7. Implementation Phases

Phase A — Verification and planning (done in this pass)

  • Complete evidence-backed paper/repo/dataset verification.
  • Generate PRD suite and task backlog.

Phase B — Initial code scaffold (done in this pass)

  • Implement ANIMA package skeleton with AR/SR/HMG core and smoke tests.
  • Implement backend abstraction and parity utility.
  • Add YOLO26 integration interface.

Phase C — Reproduction track (next)

  • Reproduce upstream benchmark pipeline with canonical datasets.
  • Resolve epoch/config discrepancy by controlled experiments.
  • Match published benchmark metrics within tolerance band.

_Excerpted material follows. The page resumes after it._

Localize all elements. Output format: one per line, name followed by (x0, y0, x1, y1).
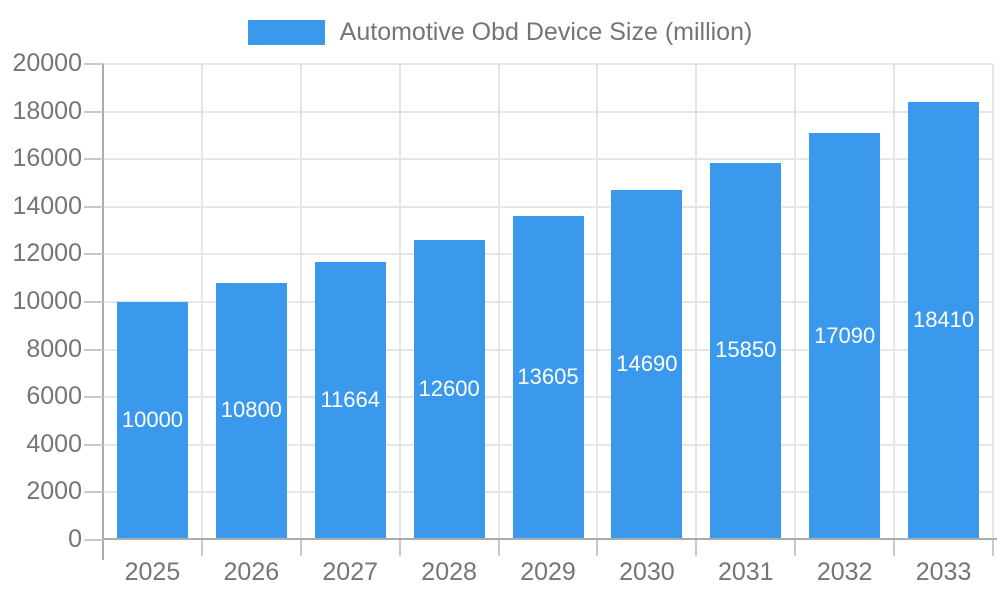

Phase D — WARDOG adaptation

  • Fine-tune with 1.8M UAV + public UAV datasets.
  • Evaluate defense-oriented scenarios and latency targets.
  • Integrate ROS2 + simulator hooks.

8. Acceptance Criteria (Bootstrap Completion)

  • Paper and repo verified with documented risks.
  • Full PRD/task suite generated (prds/, tasks/, ASSETS.md).
  • Initial PRL-Track architecture scaffold implemented in src/.
  • CLI supports --backend mlx|cuda|cpu|auto.
  • Synthetic unit tests pass locally.

9. Open Risks / CTO Escalations

  1. Upstream CUDA hard-binding requires patch/port for complete parity.
  2. Dataset readiness gap for full reproduction and adaptation.
  3. Real-world 42.6 FPS claim cannot be validated without edge hardware run.

10. Outputs of This Pass

  • PRD.md (this file) replaced from scaffold to verified execution plan.
  • ASSETS.md, prds/*, tasks/* generated.
  • Initial code scaffold and tests implemented.